Ye Mo salió volando del mar y tomó una píldora de chi de esencia. Menos mal que había preparado algunas, o se le habría acabado el chi.
Si no fuera por la ayuda de Ye Xing, Ye Mo estaba seguro de que no habría podido detener el ataque del Ejército de la Unión.
Viendo sus barcos ser destruidos por un arma desconocida uno por uno, el rostro de Sai estaba pálido. El escaneo de su barco no encontraba nada dentro de 100 millas náuticas de Luo Yue.
Huang Yinian se sintió muy satisfecho. Si no hubiera sido por Ye Mo diciéndole que no disparara a los barcos portaaviones, no habría podido resistir la tentación de lanzar un par de misiles.
Aunque no sabía por qué los barcos del enemigo se hundían uno a uno, sabía que estaba relacionado con el misterioso Señor de la Ciudad Ye Mo y Ye Xing.
Aunque Luo Yue no disparó grandes cantidades de cañones o misiles, de vez en cuando se lanzaban algunos, hundiendo a los soldados que luchaban en el mar.
—¡Esas personas eran demonios! Ni siquiera dejaban vivir a los soldados que se ahogaban. —Sai no se atrevía a enviar ninguno de los aviones restantes del portaaviones, porque sabía que simplemente servirían de práctica de tiro para Luo Yue.

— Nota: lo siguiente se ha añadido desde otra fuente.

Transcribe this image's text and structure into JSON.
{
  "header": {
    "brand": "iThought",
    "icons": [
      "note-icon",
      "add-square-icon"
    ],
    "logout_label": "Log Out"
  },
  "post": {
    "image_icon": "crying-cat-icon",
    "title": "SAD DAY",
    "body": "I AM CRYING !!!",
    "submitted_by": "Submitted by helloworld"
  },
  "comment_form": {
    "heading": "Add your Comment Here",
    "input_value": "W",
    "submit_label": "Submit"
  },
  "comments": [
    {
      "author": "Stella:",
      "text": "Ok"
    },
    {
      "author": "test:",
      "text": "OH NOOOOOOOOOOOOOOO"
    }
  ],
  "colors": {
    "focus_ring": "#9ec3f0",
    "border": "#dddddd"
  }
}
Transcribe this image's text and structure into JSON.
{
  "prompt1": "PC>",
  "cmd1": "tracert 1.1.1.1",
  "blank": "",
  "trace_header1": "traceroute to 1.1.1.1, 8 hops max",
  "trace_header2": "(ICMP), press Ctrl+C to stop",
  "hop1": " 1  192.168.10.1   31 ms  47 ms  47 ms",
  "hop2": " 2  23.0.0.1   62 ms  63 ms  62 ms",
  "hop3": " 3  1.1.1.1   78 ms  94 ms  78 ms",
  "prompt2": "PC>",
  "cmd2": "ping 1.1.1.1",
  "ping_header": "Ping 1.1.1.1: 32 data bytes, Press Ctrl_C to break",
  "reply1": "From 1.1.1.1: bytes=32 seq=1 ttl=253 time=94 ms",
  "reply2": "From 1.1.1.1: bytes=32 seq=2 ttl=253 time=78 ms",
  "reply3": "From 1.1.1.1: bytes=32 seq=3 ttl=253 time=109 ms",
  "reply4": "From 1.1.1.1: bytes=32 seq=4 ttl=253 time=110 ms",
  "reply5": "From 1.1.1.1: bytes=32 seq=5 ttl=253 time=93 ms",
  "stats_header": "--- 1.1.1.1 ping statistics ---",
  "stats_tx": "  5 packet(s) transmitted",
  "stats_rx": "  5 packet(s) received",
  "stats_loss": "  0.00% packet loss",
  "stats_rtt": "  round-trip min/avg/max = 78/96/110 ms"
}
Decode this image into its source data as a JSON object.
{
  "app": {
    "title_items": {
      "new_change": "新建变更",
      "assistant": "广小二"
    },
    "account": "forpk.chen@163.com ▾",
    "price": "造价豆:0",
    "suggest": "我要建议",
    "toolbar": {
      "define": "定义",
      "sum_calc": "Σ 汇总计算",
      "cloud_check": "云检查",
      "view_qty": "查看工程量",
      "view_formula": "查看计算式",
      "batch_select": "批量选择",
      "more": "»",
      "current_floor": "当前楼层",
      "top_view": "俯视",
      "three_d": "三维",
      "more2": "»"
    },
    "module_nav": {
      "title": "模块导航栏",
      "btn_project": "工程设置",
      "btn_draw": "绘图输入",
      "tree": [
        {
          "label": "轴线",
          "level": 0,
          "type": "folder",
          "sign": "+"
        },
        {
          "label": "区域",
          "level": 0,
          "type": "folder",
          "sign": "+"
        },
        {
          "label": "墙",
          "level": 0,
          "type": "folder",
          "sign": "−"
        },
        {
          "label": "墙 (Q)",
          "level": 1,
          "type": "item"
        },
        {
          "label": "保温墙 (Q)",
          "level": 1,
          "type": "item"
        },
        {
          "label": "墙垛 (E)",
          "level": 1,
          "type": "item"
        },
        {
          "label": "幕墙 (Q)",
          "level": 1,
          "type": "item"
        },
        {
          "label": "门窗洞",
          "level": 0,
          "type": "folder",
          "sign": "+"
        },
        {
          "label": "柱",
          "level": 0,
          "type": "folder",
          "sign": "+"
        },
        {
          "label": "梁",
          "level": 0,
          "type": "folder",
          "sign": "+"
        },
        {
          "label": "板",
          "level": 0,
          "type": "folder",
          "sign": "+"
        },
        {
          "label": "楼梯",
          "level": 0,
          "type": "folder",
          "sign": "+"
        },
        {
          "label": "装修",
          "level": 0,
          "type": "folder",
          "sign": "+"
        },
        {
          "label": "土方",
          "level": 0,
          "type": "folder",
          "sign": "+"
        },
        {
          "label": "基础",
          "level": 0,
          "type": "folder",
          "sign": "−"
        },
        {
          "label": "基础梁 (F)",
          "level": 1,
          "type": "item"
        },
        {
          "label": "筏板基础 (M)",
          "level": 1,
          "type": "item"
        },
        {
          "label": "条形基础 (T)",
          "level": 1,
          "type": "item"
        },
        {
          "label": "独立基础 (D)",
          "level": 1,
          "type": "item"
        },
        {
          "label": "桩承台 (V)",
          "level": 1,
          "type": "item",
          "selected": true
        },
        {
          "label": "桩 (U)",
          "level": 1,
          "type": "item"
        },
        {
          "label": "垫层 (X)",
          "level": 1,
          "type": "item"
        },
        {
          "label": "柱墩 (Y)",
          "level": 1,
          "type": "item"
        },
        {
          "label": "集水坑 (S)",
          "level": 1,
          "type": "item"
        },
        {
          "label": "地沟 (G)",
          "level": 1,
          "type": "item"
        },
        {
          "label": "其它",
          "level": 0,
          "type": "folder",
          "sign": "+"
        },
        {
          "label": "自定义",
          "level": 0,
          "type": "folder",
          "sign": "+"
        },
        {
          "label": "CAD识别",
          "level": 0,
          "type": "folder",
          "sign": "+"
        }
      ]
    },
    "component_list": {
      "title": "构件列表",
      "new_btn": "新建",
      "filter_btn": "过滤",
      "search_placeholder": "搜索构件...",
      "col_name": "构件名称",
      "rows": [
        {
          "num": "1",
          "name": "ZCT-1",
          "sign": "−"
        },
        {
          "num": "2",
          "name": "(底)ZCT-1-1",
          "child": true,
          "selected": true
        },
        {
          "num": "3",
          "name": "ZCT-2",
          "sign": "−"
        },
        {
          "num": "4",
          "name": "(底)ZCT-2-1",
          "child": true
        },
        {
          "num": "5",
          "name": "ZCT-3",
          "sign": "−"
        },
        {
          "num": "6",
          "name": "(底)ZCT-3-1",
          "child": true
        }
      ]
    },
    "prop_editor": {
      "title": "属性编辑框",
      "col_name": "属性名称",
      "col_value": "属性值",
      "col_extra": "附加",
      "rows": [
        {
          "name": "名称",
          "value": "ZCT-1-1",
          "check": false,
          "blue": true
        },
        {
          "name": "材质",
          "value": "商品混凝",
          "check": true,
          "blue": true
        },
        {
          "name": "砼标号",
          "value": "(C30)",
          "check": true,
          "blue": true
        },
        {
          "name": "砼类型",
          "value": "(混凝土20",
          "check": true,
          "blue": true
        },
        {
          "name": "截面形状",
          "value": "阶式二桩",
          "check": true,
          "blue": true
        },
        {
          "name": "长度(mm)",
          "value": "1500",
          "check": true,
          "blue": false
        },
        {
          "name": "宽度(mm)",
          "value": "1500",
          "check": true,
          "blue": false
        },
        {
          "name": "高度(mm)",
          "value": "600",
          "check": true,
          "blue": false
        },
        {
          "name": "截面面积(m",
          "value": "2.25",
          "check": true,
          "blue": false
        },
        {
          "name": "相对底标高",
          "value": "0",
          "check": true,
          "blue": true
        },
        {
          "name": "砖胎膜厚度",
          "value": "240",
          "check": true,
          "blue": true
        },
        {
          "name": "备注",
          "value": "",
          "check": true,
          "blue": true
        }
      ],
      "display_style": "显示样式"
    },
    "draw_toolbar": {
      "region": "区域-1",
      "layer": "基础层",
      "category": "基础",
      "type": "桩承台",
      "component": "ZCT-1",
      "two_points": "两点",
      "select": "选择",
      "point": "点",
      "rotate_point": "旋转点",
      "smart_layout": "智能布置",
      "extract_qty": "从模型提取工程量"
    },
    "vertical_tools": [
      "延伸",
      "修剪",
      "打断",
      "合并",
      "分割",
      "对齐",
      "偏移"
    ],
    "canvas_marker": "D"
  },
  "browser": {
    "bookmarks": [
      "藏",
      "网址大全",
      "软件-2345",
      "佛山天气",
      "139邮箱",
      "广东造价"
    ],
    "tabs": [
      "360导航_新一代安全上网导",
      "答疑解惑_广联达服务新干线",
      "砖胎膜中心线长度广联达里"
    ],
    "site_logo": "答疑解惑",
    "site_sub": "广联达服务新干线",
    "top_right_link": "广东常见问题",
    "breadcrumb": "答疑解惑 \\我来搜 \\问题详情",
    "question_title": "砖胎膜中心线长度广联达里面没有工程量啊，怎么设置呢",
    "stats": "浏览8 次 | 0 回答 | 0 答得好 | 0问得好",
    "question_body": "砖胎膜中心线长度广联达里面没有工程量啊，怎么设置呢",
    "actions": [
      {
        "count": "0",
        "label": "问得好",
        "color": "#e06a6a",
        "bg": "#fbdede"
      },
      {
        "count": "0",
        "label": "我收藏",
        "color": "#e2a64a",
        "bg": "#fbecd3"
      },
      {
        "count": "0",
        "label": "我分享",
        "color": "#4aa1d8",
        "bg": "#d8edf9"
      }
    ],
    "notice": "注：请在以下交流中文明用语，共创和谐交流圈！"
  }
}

Esta no era una batalla en niveles iguales. Antes de la batalla, estaban seguros de que no sería una batalla en igualdad de condiciones, pero pensaban que ellos serían los que estarían en el nivel superior, sin embargo, la realidad era exactamente lo opuesto.
Nadie podría haber pensado que Luo Yue sería realmente tan fuerte. El poder de guerra electrónica de Luo Yue estaba fuera de este mundo: habían diseñado algo más allá de su época.
Esto era humillante. El comandante nunca había librado una batalla tan humillante en su vida. Estaba seguro de que nadie podría haber esperado que Luo Yue fuera tan fuerte. Si Luo Yue tuviera alguna gran ambición, entonces…
Sai no se atrevía a seguir pensando.